One of Judith’s lawyers had responded that Giuliani was just embarrassed to be spotted spending money on his purported girlfriend’s daughter. (Giuliani denied this after that hearing.)

Clair had told Katz that “she went into the gift shop at the club. She saw Mr. Giuliani. He got anxious and yelled at her.”

“I am tired of hearing about Mr. Giuliani’s personal life,” Katz had remarked, later saying, “Whoever is in the room first is allowed to stay in the room.”

The second person who enters the room can go to another room “and vice versa,” Katz had instructed.

Based on comments outside court, it does not appear that the drama will end prior to their scheduled divorce trial in Jan. 2020.

Giuliani, whose hair appeared darker than in the recent past, was affable as he left court, chatting with a photographer about the ins-and-outs of high-end cameras.

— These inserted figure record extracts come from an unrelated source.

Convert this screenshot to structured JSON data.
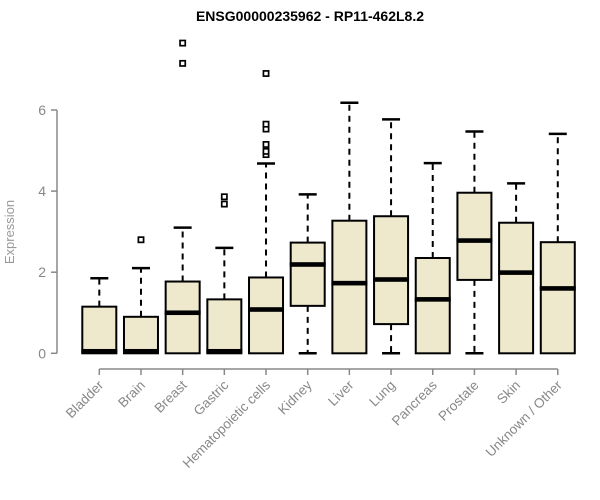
{
  "chart_data": {
    "type": "boxplot",
    "title": "ENSG00000235962 - RP11-462L8.2",
    "xlabel": "",
    "ylabel": "Expression",
    "ylim": [
      0,
      8
    ],
    "yticks": [
      0,
      2,
      4,
      6
    ],
    "x_label_rotation": 45,
    "grid": false,
    "legend": false,
    "colors": {
      "box_fill": "#EEE8CD",
      "box_border": "#000000",
      "median": "#000000",
      "whisker": "#000000",
      "axis": "#888888",
      "background": "#FFFFFF"
    },
    "categories": [
      "Bladder",
      "Brain",
      "Breast",
      "Gastric",
      "Hematopoietic cells",
      "Kidney",
      "Liver",
      "Lung",
      "Pancreas",
      "Prostate",
      "Skin",
      "Unknown / Other"
    ],
    "series": [
      {
        "category": "Bladder",
        "whisker_low": 0,
        "q1": 0,
        "median": 0.05,
        "q3": 1.15,
        "whisker_high": 1.85,
        "outliers": []
      },
      {
        "category": "Brain",
        "whisker_low": 0,
        "q1": 0,
        "median": 0.05,
        "q3": 0.9,
        "whisker_high": 2.1,
        "outliers": [
          2.8
        ]
      },
      {
        "category": "Breast",
        "whisker_low": 0,
        "q1": 0,
        "median": 1.0,
        "q3": 1.77,
        "whisker_high": 3.1,
        "outliers": [
          7.15,
          7.65
        ]
      },
      {
        "category": "Gastric",
        "whisker_low": 0,
        "q1": 0,
        "median": 0.05,
        "q3": 1.33,
        "whisker_high": 2.6,
        "outliers": [
          3.68,
          3.86
        ]
      },
      {
        "category": "Hematopoietic cells",
        "whisker_low": 0,
        "q1": 0,
        "median": 1.08,
        "q3": 1.87,
        "whisker_high": 4.68,
        "outliers": [
          4.9,
          4.98,
          5.15,
          5.53,
          5.65,
          6.9
        ]
      },
      {
        "category": "Kidney",
        "whisker_low": 0,
        "q1": 1.17,
        "median": 2.19,
        "q3": 2.73,
        "whisker_high": 3.92,
        "outliers": []
      },
      {
        "category": "Liver",
        "whisker_low": 0,
        "q1": 0,
        "median": 1.73,
        "q3": 3.27,
        "whisker_high": 6.18,
        "outliers": []
      },
      {
        "category": "Lung",
        "whisker_low": 0,
        "q1": 0.72,
        "median": 1.82,
        "q3": 3.38,
        "whisker_high": 5.77,
        "outliers": []
      },
      {
        "category": "Pancreas",
        "whisker_low": 0,
        "q1": 0,
        "median": 1.33,
        "q3": 2.35,
        "whisker_high": 4.69,
        "outliers": []
      },
      {
        "category": "Prostate",
        "whisker_low": 0,
        "q1": 1.81,
        "median": 2.78,
        "q3": 3.96,
        "whisker_high": 5.47,
        "outliers": []
      },
      {
        "category": "Skin",
        "whisker_low": 0,
        "q1": 0,
        "median": 1.99,
        "q3": 3.22,
        "whisker_high": 4.19,
        "outliers": []
      },
      {
        "category": "Unknown / Other",
        "whisker_low": 0,
        "q1": 0,
        "median": 1.6,
        "q3": 2.74,
        "whisker_high": 5.41,
        "outliers": []
      }
    ]
  }
}
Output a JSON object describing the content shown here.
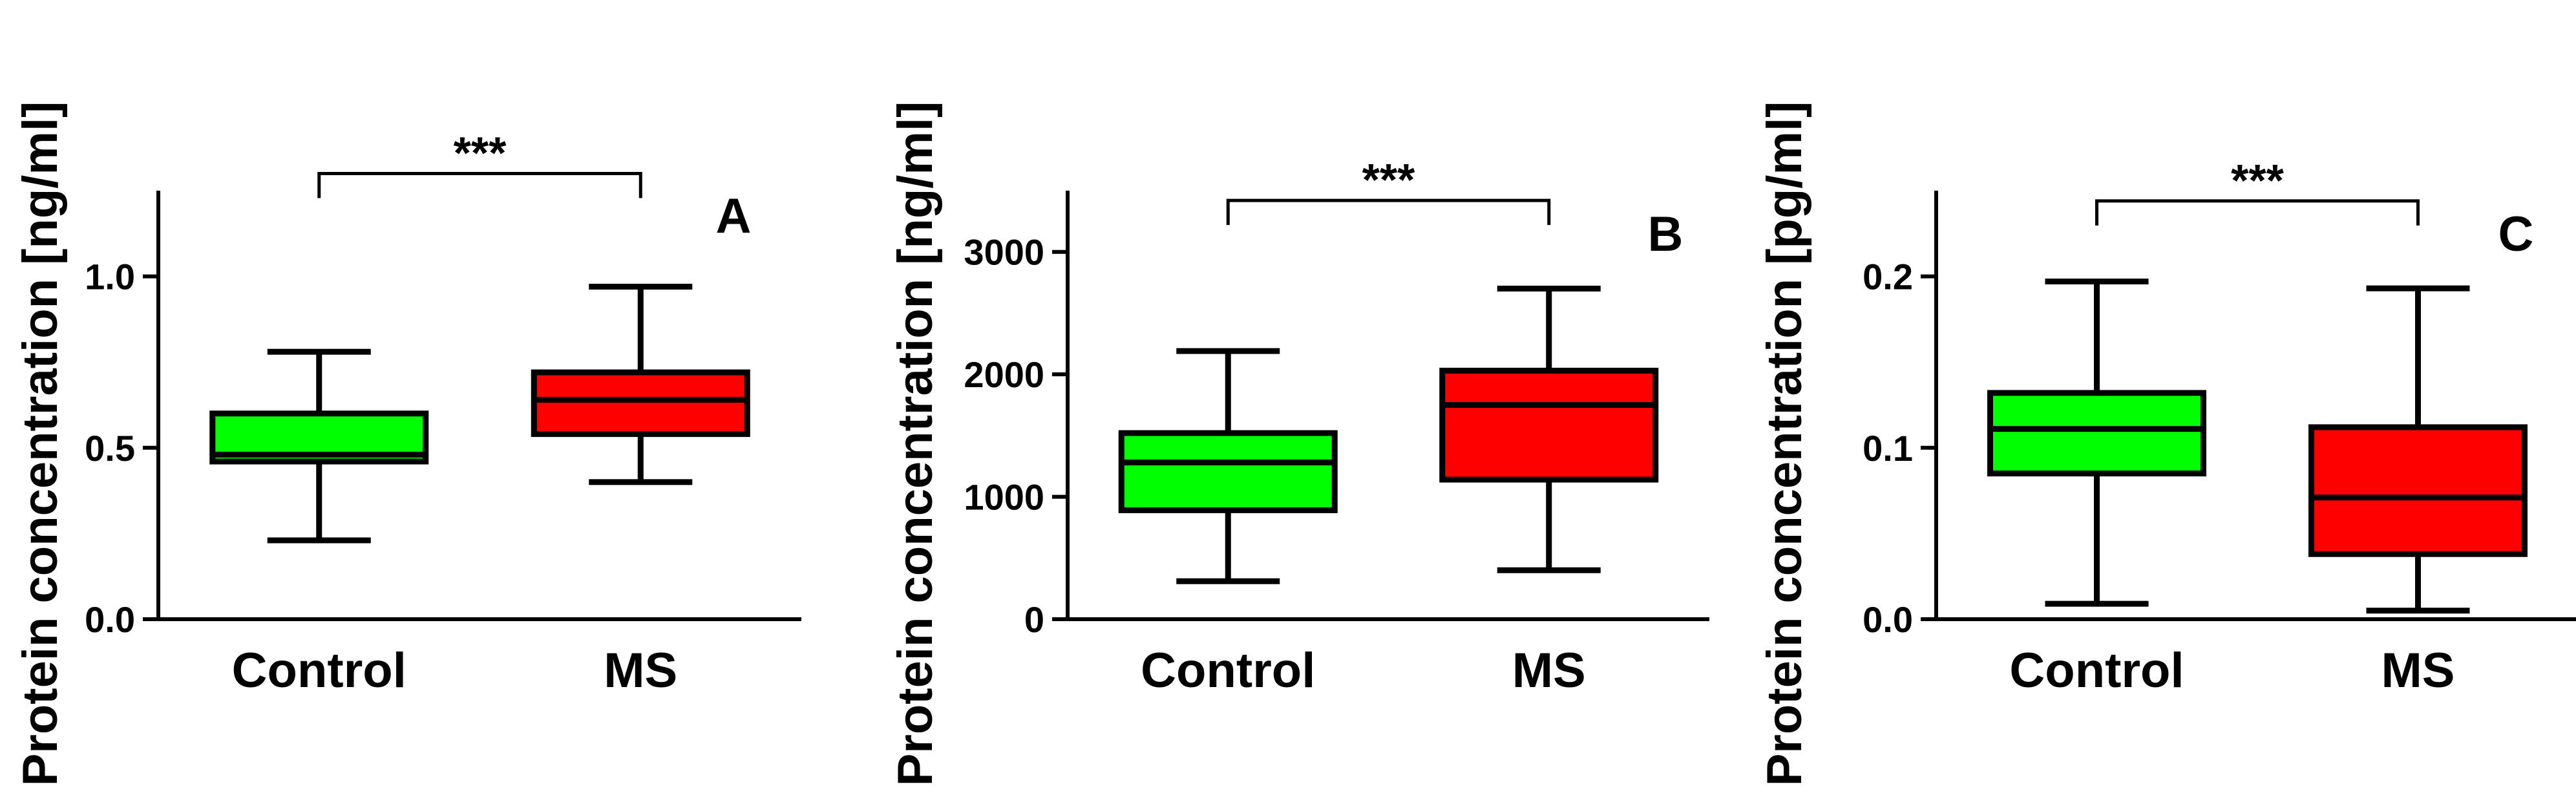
{
  "chart_data": [
    {
      "type": "box",
      "panel_label": "A",
      "ylabel": "Protein concentration [ng/ml]",
      "categories": [
        "Control",
        "MS"
      ],
      "colors": [
        "#00ff00",
        "#ff0000"
      ],
      "ylim": [
        0,
        1.25
      ],
      "yticks": [
        0.0,
        0.5,
        1.0
      ],
      "ytick_labels": [
        "0.0",
        "0.5",
        "1.0"
      ],
      "boxes": [
        {
          "whisker_low": 0.23,
          "q1": 0.46,
          "median": 0.48,
          "q3": 0.6,
          "whisker_high": 0.78
        },
        {
          "whisker_low": 0.4,
          "q1": 0.54,
          "median": 0.64,
          "q3": 0.72,
          "whisker_high": 0.97
        }
      ],
      "significance": {
        "text": "***",
        "between": [
          0,
          1
        ],
        "y": 1.3
      },
      "grid": false
    },
    {
      "type": "box",
      "panel_label": "B",
      "ylabel": "Protein concentration [ng/ml]",
      "categories": [
        "Control",
        "MS"
      ],
      "colors": [
        "#00ff00",
        "#ff0000"
      ],
      "ylim": [
        0,
        3500
      ],
      "yticks": [
        0,
        1000,
        2000,
        3000
      ],
      "ytick_labels": [
        "0",
        "1000",
        "2000",
        "3000"
      ],
      "boxes": [
        {
          "whisker_low": 310,
          "q1": 890,
          "median": 1280,
          "q3": 1520,
          "whisker_high": 2190
        },
        {
          "whisker_low": 400,
          "q1": 1140,
          "median": 1750,
          "q3": 2030,
          "whisker_high": 2700
        }
      ],
      "significance": {
        "text": "***",
        "between": [
          0,
          1
        ],
        "y": 3420
      },
      "grid": false
    },
    {
      "type": "box",
      "panel_label": "C",
      "ylabel": "Protein concentration [pg/ml]",
      "categories": [
        "Control",
        "MS"
      ],
      "colors": [
        "#00ff00",
        "#ff0000"
      ],
      "ylim": [
        0,
        0.25
      ],
      "yticks": [
        0.0,
        0.1,
        0.2
      ],
      "ytick_labels": [
        "0.0",
        "0.1",
        "0.2"
      ],
      "boxes": [
        {
          "whisker_low": 0.009,
          "q1": 0.085,
          "median": 0.111,
          "q3": 0.132,
          "whisker_high": 0.197
        },
        {
          "whisker_low": 0.005,
          "q1": 0.038,
          "median": 0.071,
          "q3": 0.112,
          "whisker_high": 0.193
        }
      ],
      "significance": {
        "text": "***",
        "between": [
          0,
          1
        ],
        "y": 0.244
      },
      "grid": false
    }
  ]
}
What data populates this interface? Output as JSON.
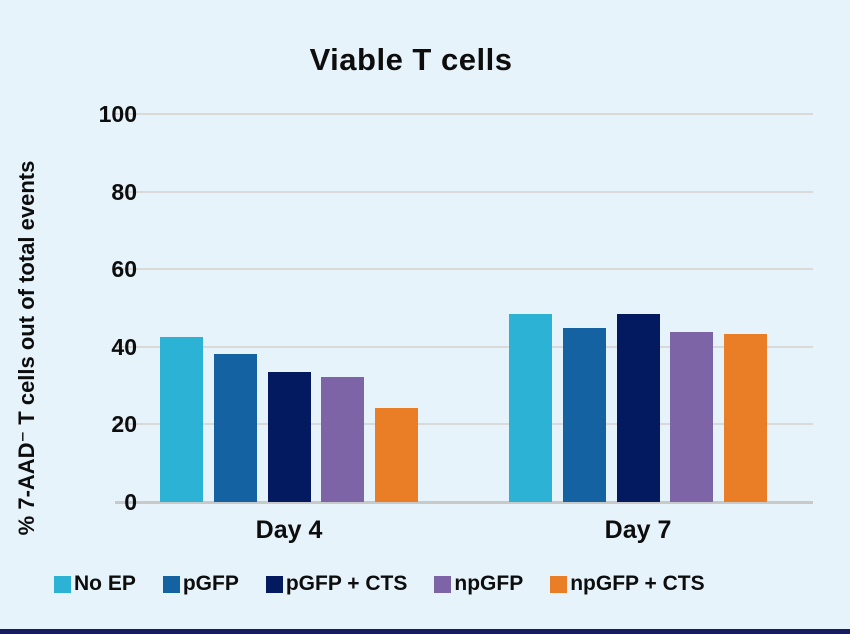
{
  "chart_data": {
    "type": "bar",
    "title": "Viable T cells",
    "ylabel": "% 7-AAD⁻ T cells out of total events",
    "xlabel": "",
    "categories": [
      "Day 4",
      "Day 7"
    ],
    "series": [
      {
        "name": "No EP",
        "color": "#2bb2d4",
        "values": [
          42.5,
          48.5
        ]
      },
      {
        "name": "pGFP",
        "color": "#1562a3",
        "values": [
          38.2,
          44.9
        ]
      },
      {
        "name": "pGFP + CTS",
        "color": "#041a60",
        "values": [
          33.5,
          48.4
        ]
      },
      {
        "name": "npGFP",
        "color": "#7c64a6",
        "values": [
          32.2,
          43.7
        ]
      },
      {
        "name": "npGFP + CTS",
        "color": "#e97e26",
        "values": [
          24.3,
          43.2
        ]
      }
    ],
    "ylim": [
      0,
      100
    ],
    "yticks": [
      0,
      20,
      40,
      60,
      80,
      100
    ],
    "grid": true,
    "legend_position": "bottom"
  },
  "colors": {
    "background": "#e6f3fa",
    "gridline": "#d9d9d9",
    "axis_line": "#c9c9c9",
    "text": "#0d0d0d",
    "bottom_bar": "#161c5d"
  }
}
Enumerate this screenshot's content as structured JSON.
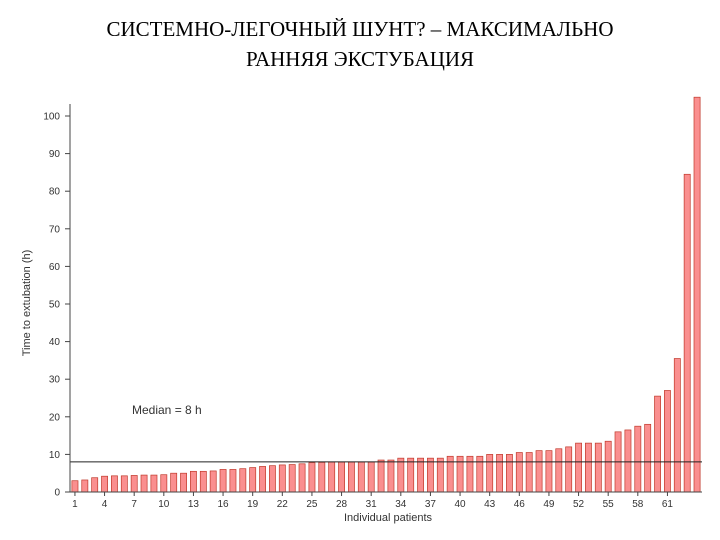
{
  "title": {
    "line1": "СИСТЕМНО-ЛЕГОЧНЫЙ ШУНТ? – МАКСИМАЛЬНО",
    "line2": "РАННЯЯ ЭКСТУБАЦИЯ"
  },
  "colors": {
    "bar_fill": "#fa8f8f",
    "bar_stroke": "#c0392b",
    "axis": "#444444",
    "median_line": "#222222"
  },
  "chart_data": {
    "type": "bar",
    "xlabel": "Individual patients",
    "ylabel": "Time to extubation (h)",
    "ylim": [
      0,
      100
    ],
    "yticks": [
      0,
      10,
      20,
      30,
      40,
      50,
      60,
      70,
      80,
      90,
      100
    ],
    "xtick_patients": [
      1,
      4,
      7,
      10,
      13,
      16,
      19,
      22,
      25,
      28,
      31,
      34,
      37,
      40,
      43,
      46,
      49,
      52,
      55,
      58,
      61
    ],
    "median": {
      "value": 8,
      "label": "Median = 8 h"
    },
    "grid": false,
    "values": [
      3,
      3.2,
      3.8,
      4.2,
      4.3,
      4.3,
      4.4,
      4.5,
      4.5,
      4.6,
      5,
      5,
      5.5,
      5.5,
      5.6,
      6,
      6,
      6.2,
      6.5,
      6.8,
      7,
      7.2,
      7.3,
      7.5,
      7.8,
      7.9,
      8,
      8,
      8,
      8,
      8,
      8.5,
      8.5,
      9,
      9,
      9,
      9,
      9,
      9.5,
      9.5,
      9.5,
      9.5,
      10,
      10,
      10,
      10.5,
      10.5,
      11,
      11,
      11.5,
      12,
      13,
      13,
      13,
      13.5,
      16,
      16.5,
      17.5,
      18,
      25.5,
      27,
      35.5,
      84.5,
      105
    ]
  }
}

When asked about the loan to Mukasey, he said it was to cover taxes and that he had paid back $90,000.

He told a reporter that while Trump’s tax cuts worked out “really well” for him, but that “my wife has tied up all my money” in a joint account with $5 million.

Judith, who sported a blue blouse with roses on it and white pants, denied allegations that she cleaned out their decor.

“I was entitled to my family antiques,” she told reporters, claiming Rudy had kept her heirloom Christmas decorations.